L’excellent
Didier Goux s’étant récemment étonné dans un commentaire de billet de ce que je
n’avais encore rien écrit sur cet animal, je me suis illico mis en devoir de
pallier ce manque.
S’il y a un animal dont la présence sur terre donne une
claire vision de ce qu’est la totale inutilité, c’est bien la girafe. Autrefois
nommée caméléopard (en grec καμηλοπάρδαλις) parce que ces escrocs qui mettent aujourd’hui
l’Euro en péril pensaient qu’elle était le fruit d’amours contre-nature entre chameaux
et léopards (fallait-il qu’ils soient sots, les bougres !), elle doit son
nom moderne à l’arabe zarāfah (زرافة,), terme auquel un
traducteur audacieux pourrait donner le sens de « girafe ».
Selon certains esprits affidés à sa cause, la taille de la
girafe en ferait l’animal terrestre dont les ossicones seraient le plus
éloignés de la plante des pieds. Cette particularité expliquerait le relatif
insuccès de la bête en tant qu’animal de compagnie vu que les quelques 5,80 m
qui séparent l’extrémité des cornes veloutées du mâle du sol requièrent une hauteur de plafond
qui est peu courante dans les HLM. Problème que ne posent aucunement le serin,
le poisson rouge, la belette ou le rhinocéros.Si on y ajoute le coût prohibitif des laisses, cela explique pourquoi il est rare de rencontrer des élégantes se promenant dans les parcs de nos villes en compagnie de ce grand dadais d'animal.
Le ridicule est la caractéristique principale de cette
aberration de la nature. On a tenté d’expliquer la longueur de son cou par le fait que son élongation lui aurait permis
en des périodes où l’herbe se faisait rare dans la savane de se repaître de
feuilles d’arbres. Tout esprit rationnel se demande alors, pourquoi le zèbre (sorte
d’âne en pyjama) et l’antilope qui hantent grosso-modo la même aire de
répartition n’en ont pas fait autant. Une autre théorie voudrait que les mâles
aient développé une longueur de cou extraordinaire afin de mieux affronter leurs
rivaux dans la compétition sexuelle. On est alors en droit de se demander
pourquoi l’ensemble des animaux ne les a pas imités. En fait la réponse est
simple : doté d’un odorat délicat, ce ruminant émet des flatulences particulièrement
nauséabondes et ses déjections ont une odeur à faire s’évanouir la hyène la mieux
aguerrie, de plus elle ne supporte pas la promiscuité que lui impose la savane avec
le zèbre doté comme chacun sait d’une haleine de poney. C’est pourquoi son cou
s’est allongé progressivement lui permettant de s’éloigner de ces miasmes morbides.

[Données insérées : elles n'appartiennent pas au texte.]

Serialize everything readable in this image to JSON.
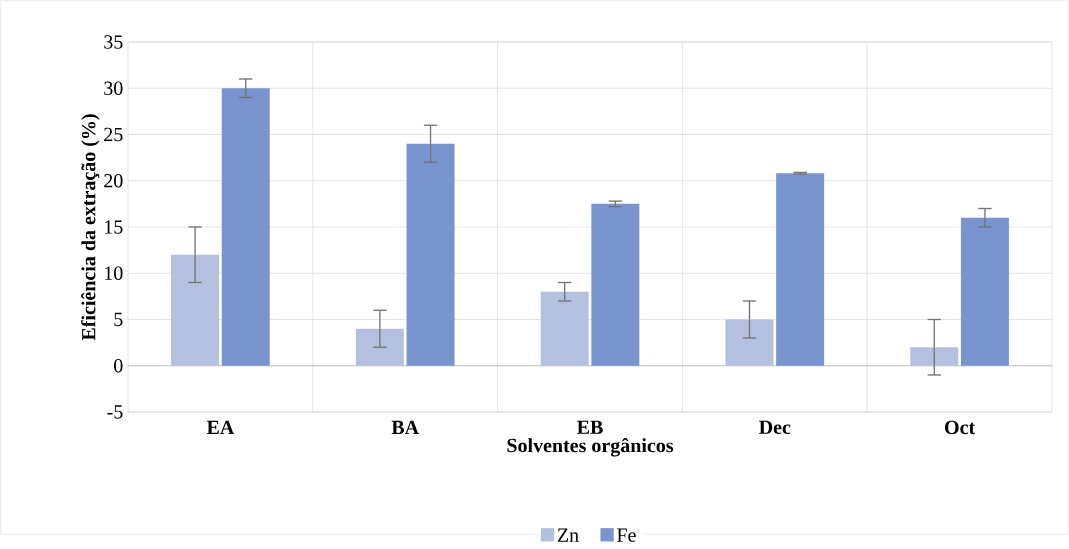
{
  "chart_data": {
    "type": "bar",
    "xlabel": "Solventes orgânicos",
    "ylabel": "Eficiência da extração (%)",
    "categories": [
      "EA",
      "BA",
      "EB",
      "Dec",
      "Oct"
    ],
    "series": [
      {
        "name": "Zn",
        "color": "#b4c0e0",
        "values": [
          12,
          4,
          8,
          5,
          2
        ],
        "errors": [
          3,
          2,
          1,
          2,
          3
        ]
      },
      {
        "name": "Fe",
        "color": "#7a94d0",
        "values": [
          30,
          24,
          17.5,
          20.8,
          16
        ],
        "errors": [
          1,
          2,
          0.3,
          0.1,
          1
        ]
      }
    ],
    "ylim": [
      -5,
      35
    ],
    "yticks": [
      -5,
      0,
      5,
      10,
      15,
      20,
      25,
      30,
      35
    ],
    "grid": true,
    "legend": "bottom"
  }
}
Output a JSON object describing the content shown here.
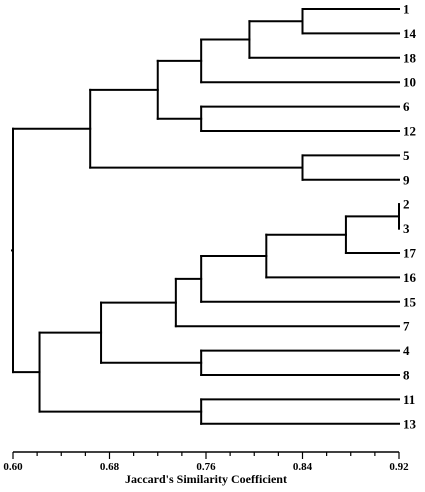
{
  "diagram": {
    "type": "dendrogram",
    "leaves": [
      "1",
      "14",
      "18",
      "10",
      "6",
      "12",
      "5",
      "9",
      "2",
      "3",
      "17",
      "16",
      "15",
      "7",
      "4",
      "8",
      "11",
      "13"
    ],
    "merges": [
      {
        "id": "A",
        "children": [
          "1",
          "14"
        ],
        "similarity": 0.84
      },
      {
        "id": "B",
        "children": [
          "A",
          "18"
        ],
        "similarity": 0.796
      },
      {
        "id": "C",
        "children": [
          "B",
          "10"
        ],
        "similarity": 0.756
      },
      {
        "id": "D",
        "children": [
          "6",
          "12"
        ],
        "similarity": 0.756
      },
      {
        "id": "E",
        "children": [
          "C",
          "D"
        ],
        "similarity": 0.72
      },
      {
        "id": "F",
        "children": [
          "5",
          "9"
        ],
        "similarity": 0.84
      },
      {
        "id": "G",
        "children": [
          "E",
          "F"
        ],
        "similarity": 0.664
      },
      {
        "id": "H",
        "children": [
          "2",
          "3"
        ],
        "similarity": 0.92
      },
      {
        "id": "I",
        "children": [
          "H",
          "17"
        ],
        "similarity": 0.876
      },
      {
        "id": "J",
        "children": [
          "I",
          "16"
        ],
        "similarity": 0.81
      },
      {
        "id": "K",
        "children": [
          "J",
          "15"
        ],
        "similarity": 0.756
      },
      {
        "id": "L",
        "children": [
          "K",
          "7"
        ],
        "similarity": 0.735
      },
      {
        "id": "M",
        "children": [
          "4",
          "8"
        ],
        "similarity": 0.756
      },
      {
        "id": "N",
        "children": [
          "L",
          "M"
        ],
        "similarity": 0.673
      },
      {
        "id": "O",
        "children": [
          "11",
          "13"
        ],
        "similarity": 0.756
      },
      {
        "id": "P",
        "children": [
          "N",
          "O"
        ],
        "similarity": 0.622
      },
      {
        "id": "Q",
        "children": [
          "G",
          "P"
        ],
        "similarity": 0.6
      }
    ],
    "axis": {
      "title": "Jaccard's Similarity Coefficient",
      "range": [
        0.6,
        0.92
      ],
      "major_ticks": [
        "0.60",
        "0.68",
        "0.76",
        "0.84",
        "0.92"
      ],
      "minor_step": 0.02
    }
  }
}
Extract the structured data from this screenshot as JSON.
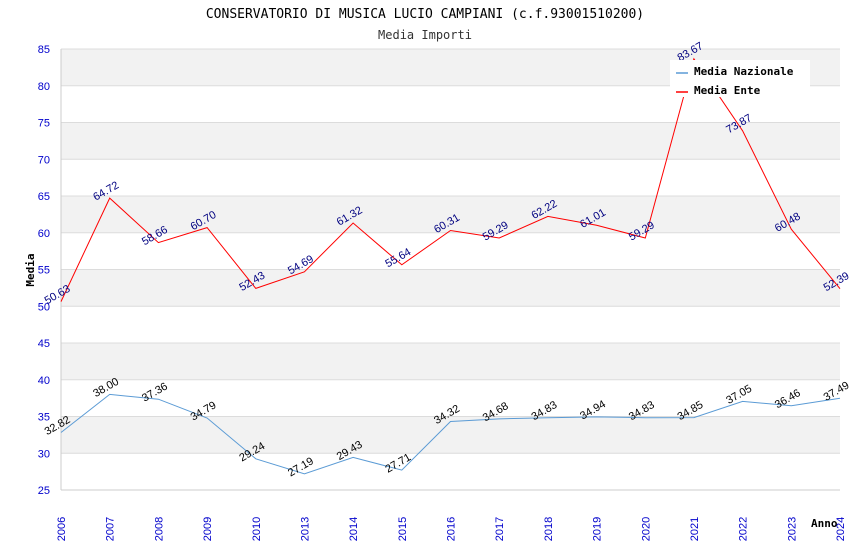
{
  "chart_data": {
    "type": "line",
    "title": "CONSERVATORIO DI MUSICA LUCIO CAMPIANI (c.f.93001510200)",
    "subtitle": "Media Importi",
    "ylabel": "Media",
    "xlabel": "Anno",
    "ylim": [
      25,
      85
    ],
    "yticks": [
      25,
      30,
      35,
      40,
      45,
      50,
      55,
      60,
      65,
      70,
      75,
      80,
      85
    ],
    "categories": [
      "2006",
      "2007",
      "2008",
      "2009",
      "2010",
      "2013",
      "2014",
      "2015",
      "2016",
      "2017",
      "2018",
      "2019",
      "2020",
      "2021",
      "2022",
      "2023",
      "2024"
    ],
    "series": [
      {
        "name": "Media Nazionale",
        "color": "#5b9bd5",
        "labelColor": "#000000",
        "values": [
          32.82,
          38.0,
          37.36,
          34.79,
          29.24,
          27.19,
          29.43,
          27.71,
          34.32,
          34.68,
          34.83,
          34.94,
          34.83,
          34.85,
          37.05,
          36.46,
          37.49
        ],
        "labels": [
          "32.82",
          "38.00",
          "37.36",
          "34.79",
          "29.24",
          "27.19",
          "29.43",
          "27.71",
          "34.32",
          "34.68",
          "34.83",
          "34.94",
          "34.83",
          "34.85",
          "37.05",
          "36.46",
          "37.49"
        ]
      },
      {
        "name": "Media Ente",
        "color": "#ff0000",
        "labelColor": "#000080",
        "values": [
          50.63,
          64.72,
          58.66,
          60.7,
          52.43,
          54.69,
          61.32,
          55.64,
          60.31,
          59.29,
          62.22,
          61.01,
          59.29,
          83.67,
          73.87,
          60.48,
          52.39
        ],
        "labels": [
          "50.63",
          "64.72",
          "58.66",
          "60.70",
          "52.43",
          "54.69",
          "61.32",
          "55.64",
          "60.31",
          "59.29",
          "62.22",
          "61.01",
          "59.29",
          "83.67",
          "73.87",
          "60.48",
          "52.39"
        ]
      }
    ],
    "grid": true,
    "legend": "top-right"
  }
}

Malgré ses nombreux handicaps, la girafe a été chantée par
bien des poètes. Qui ne se souvient avec émotion des vers du bon La Fontaine ?
« La girafe ayant chanté tout l’été…»,
« Une girafe se désaltérait dans le
courant d’une onde pure… » Que
dire des nombreux romans qui lui furent consacrés ? Des chefs-d’œuvre éternels qu’elle suscita, au
nombre desquels se comptent Au bonheur
des girafes d’Émile Zola, A l’ombre des girafes en fleurs, de l’impayable
Marcel Proust ou encore, plus près de nous, Voyage
au bout de la girafe de L-F Céline, Des
Girafes et des hommes de John Steinbeck et La Possibilité d’une girafe de Michel Houellebecq ? L’art
pictural ne fut pas en reste, loin s’en faut ! Géricault et son Radeau de la girafe, les Girafes molles de Dali, et, cerise sur
le gâteau, La Girafe de Leonardo dont
le sourire énigmatique fit couler tant d’encre… Elle est partout !
A suivre…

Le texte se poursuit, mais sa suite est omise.